Au tennis, faut-il décharger le volume d’entraînement quand on entre en période de compétitions ?
Au tennis, faut-il décharger le volume d’entraînement quand on entre en période de compétitions ?
Entrer dans une période de compétitions est toujours un moment délicat pour un joueur de tennis : l’envie de performer est forte, mais le corps et l’esprit doivent être prêts à encaisser l’intensité des matchs. Une question revient souvent : doit-on réduire – ou “décharger” – son volume d’entraînement quand la saison des tournois commence ?
La réponse est oui, mais pas n’importe comment.

Pourquoi une phase de décharge est importante ?

1. Prévenir la fatigue accumulée

Pendant les semaines d’entraînement intensif, le joueur accumule de la fatigue musculaire, nerveuse et mentale.
Entrer en compétition sans réduire cette charge augmente le risque :

  • de jouer en “jambe lourde”,

  • de perdre de la précision technique,

  • d’augmenter les blessures (adducteurs, poignet, dos, mollets).

La décharge permet au corps de récupérer pour exprimer sa forme réelle le jour du match.


Maintenir l'intensité, réduire le volume

Une erreur fréquente consiste à tout ralentir.
En réalité, il ne faut pas baisser l’intensité, seulement le volume.

✔️ On garde des séances explosives, dynamiques, courtes.
❌ On évite les longues séances physiques ou les répétitions interminables de paniers.

L’objectif : être frais, mais rester rapide, réactif et précis.


Comment organiser la décharge avant et pendant les compétitions ?

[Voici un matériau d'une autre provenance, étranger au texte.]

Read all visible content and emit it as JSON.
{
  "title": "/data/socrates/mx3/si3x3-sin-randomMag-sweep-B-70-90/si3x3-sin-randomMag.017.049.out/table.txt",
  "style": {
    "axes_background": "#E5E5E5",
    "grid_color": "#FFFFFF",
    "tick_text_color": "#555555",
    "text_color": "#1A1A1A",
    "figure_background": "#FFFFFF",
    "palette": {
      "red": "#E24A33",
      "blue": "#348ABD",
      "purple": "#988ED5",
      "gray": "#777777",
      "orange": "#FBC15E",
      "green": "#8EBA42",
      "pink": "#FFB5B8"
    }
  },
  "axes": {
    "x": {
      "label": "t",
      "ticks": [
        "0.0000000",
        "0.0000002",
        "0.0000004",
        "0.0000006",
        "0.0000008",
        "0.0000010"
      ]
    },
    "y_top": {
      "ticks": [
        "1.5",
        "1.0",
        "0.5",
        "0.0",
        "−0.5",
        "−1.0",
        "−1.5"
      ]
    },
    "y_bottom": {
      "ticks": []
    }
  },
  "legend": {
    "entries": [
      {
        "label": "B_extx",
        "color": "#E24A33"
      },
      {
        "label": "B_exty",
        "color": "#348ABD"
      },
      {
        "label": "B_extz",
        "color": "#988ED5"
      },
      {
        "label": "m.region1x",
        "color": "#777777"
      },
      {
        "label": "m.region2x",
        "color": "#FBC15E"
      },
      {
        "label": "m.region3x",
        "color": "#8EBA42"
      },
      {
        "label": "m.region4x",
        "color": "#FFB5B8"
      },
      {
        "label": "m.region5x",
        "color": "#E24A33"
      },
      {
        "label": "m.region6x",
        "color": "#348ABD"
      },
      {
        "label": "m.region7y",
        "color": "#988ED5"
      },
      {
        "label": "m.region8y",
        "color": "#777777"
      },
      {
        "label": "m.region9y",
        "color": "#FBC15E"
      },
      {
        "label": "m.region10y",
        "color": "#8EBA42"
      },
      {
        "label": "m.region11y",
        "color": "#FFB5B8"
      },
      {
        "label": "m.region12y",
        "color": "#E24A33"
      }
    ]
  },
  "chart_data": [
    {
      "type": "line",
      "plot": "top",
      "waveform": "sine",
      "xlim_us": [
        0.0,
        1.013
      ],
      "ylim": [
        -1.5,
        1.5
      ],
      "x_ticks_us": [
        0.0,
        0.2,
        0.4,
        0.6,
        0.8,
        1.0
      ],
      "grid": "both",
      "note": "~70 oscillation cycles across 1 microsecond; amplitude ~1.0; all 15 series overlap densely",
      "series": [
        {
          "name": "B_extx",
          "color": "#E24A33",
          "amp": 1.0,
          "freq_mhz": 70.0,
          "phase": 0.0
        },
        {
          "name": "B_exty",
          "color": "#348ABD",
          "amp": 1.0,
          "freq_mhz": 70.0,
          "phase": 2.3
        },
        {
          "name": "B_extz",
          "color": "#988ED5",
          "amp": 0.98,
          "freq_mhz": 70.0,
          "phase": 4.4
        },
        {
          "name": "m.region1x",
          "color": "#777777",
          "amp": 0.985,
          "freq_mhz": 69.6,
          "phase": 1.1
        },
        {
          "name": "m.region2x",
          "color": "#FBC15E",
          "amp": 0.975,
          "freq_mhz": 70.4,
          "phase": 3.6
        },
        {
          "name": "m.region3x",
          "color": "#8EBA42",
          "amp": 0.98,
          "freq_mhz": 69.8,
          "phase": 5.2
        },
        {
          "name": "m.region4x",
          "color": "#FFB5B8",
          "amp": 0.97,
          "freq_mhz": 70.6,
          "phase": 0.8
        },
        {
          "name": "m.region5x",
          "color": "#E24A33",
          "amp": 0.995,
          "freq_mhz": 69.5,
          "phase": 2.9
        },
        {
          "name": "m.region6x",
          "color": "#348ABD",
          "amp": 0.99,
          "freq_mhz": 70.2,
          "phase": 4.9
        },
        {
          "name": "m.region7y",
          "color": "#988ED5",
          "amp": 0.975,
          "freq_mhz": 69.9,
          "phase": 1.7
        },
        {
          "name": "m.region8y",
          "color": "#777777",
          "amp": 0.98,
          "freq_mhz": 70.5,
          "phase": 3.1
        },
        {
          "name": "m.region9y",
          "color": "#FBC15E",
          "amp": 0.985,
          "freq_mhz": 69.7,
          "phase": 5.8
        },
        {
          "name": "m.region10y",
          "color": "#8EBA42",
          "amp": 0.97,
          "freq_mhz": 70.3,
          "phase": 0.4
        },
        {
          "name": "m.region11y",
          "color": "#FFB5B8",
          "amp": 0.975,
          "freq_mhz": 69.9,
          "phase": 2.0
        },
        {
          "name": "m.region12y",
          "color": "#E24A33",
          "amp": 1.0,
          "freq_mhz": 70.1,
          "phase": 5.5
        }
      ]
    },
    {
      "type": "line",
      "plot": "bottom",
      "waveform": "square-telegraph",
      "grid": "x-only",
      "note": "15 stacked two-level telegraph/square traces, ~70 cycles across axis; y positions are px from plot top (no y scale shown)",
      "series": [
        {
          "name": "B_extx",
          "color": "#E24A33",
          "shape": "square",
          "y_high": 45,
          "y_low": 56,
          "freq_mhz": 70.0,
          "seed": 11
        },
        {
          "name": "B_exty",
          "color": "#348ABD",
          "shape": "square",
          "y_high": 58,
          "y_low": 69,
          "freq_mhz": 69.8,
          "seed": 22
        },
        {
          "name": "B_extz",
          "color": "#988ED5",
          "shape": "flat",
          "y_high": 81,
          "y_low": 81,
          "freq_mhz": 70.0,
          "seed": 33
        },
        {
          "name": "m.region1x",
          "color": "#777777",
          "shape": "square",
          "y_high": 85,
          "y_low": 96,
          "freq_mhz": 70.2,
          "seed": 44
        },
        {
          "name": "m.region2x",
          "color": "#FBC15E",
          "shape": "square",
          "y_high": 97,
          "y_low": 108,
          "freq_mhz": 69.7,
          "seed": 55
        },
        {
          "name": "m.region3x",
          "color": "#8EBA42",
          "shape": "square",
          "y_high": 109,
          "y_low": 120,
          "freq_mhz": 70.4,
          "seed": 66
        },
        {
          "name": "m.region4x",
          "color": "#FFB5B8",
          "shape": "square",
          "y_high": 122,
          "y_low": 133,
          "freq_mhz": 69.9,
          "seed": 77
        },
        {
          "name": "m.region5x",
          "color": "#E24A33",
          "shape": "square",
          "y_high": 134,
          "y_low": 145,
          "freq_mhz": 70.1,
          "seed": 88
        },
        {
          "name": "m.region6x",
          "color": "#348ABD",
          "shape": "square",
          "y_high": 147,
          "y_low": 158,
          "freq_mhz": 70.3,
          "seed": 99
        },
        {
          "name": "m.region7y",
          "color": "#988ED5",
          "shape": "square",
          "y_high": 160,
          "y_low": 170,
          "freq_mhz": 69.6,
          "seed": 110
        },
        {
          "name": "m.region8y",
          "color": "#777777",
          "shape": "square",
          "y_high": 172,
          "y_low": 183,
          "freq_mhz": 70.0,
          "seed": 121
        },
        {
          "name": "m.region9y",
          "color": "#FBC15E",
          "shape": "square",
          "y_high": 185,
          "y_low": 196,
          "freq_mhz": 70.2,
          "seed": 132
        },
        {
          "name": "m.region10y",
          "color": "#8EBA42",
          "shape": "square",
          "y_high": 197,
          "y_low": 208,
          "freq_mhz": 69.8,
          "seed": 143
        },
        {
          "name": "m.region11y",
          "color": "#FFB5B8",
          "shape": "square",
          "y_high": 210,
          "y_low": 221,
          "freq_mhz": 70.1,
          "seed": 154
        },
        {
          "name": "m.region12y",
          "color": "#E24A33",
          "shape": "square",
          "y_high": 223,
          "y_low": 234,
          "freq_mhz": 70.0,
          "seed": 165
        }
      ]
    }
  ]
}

1. La semaine avant le tournoi : un allègement progressif

  • Réduction du volume global de 20 à 40 % selon le joueur.

  • Beaucoup de travail sur :

    • le rythme de match,

    • les schémas tactiques,

    • les repères de services,

    • les déplacements courts, explosifs.

  • Le physique devient plus qualitatif que quantitatif.

2. Pendant la compétition

Entre deux matchs, il n’est pas utile ni souhaitable de “se cramer” à l’entraînement.

Recommandations :

  • Un réveil musculaire de 20–30 minutes maximum.

  • Quelques services, retours et séquences de jeu pour garder le toucher.

  • Beaucoup de récupération : hydratation, sommeil, automassages, étirements légers.

Si un match a été très long, on peut même ne rien faire du tout le lendemain, à part une activation très légère.


La clé : gérer le système nerveux

Le tennis est un sport de vitesse, d’explosivité et de prise de décision.
Pour performer, le système nerveux doit être frais.
Trop d’entraînement dans une période de matchs crée un ralentissement invisible :

  • temps de réaction plus long,

  • jambes moins vives,

  • prise de décision plus lente,

  • perte de lucidité tactique.

La décharge sert à remettre le cerveau à 100%, pas seulement les muscles.


Erreur fréquente : s’entraîner plus quand on joue mal

Beaucoup de joueurs, après un match perdu, retournent sur le court pour “corriger” tout ce qui n’a pas été.
Pendant une période de compétition, c’est contre-productif.

👉 On ne rééduque pas le geste en pleine saison.
👉 On ajuste, on clarifie, mais on ne surcharge pas.

Ce que le joueur doit rechercher, c’est de la confiance et de la fraîcheur, pas un travail technique profond.


Conclusion : oui, il faut décharger, mais intelligemment

Décharger son volume d’entraînement en période de compétition est non seulement recommandé, mais essentiel pour :

  • optimiser la forme physique,

  • préserver le système nerveux,

  • réduire le risque de blessure,

  • gagner en lucidité,

  • performer au moment le plus important : le match.

La règle d’or :
Moins de volume, autant d’intensité, plus de récupération.

Un joueur qui arrive frais, vif et clair dans sa tête a toujours un avantage décisif.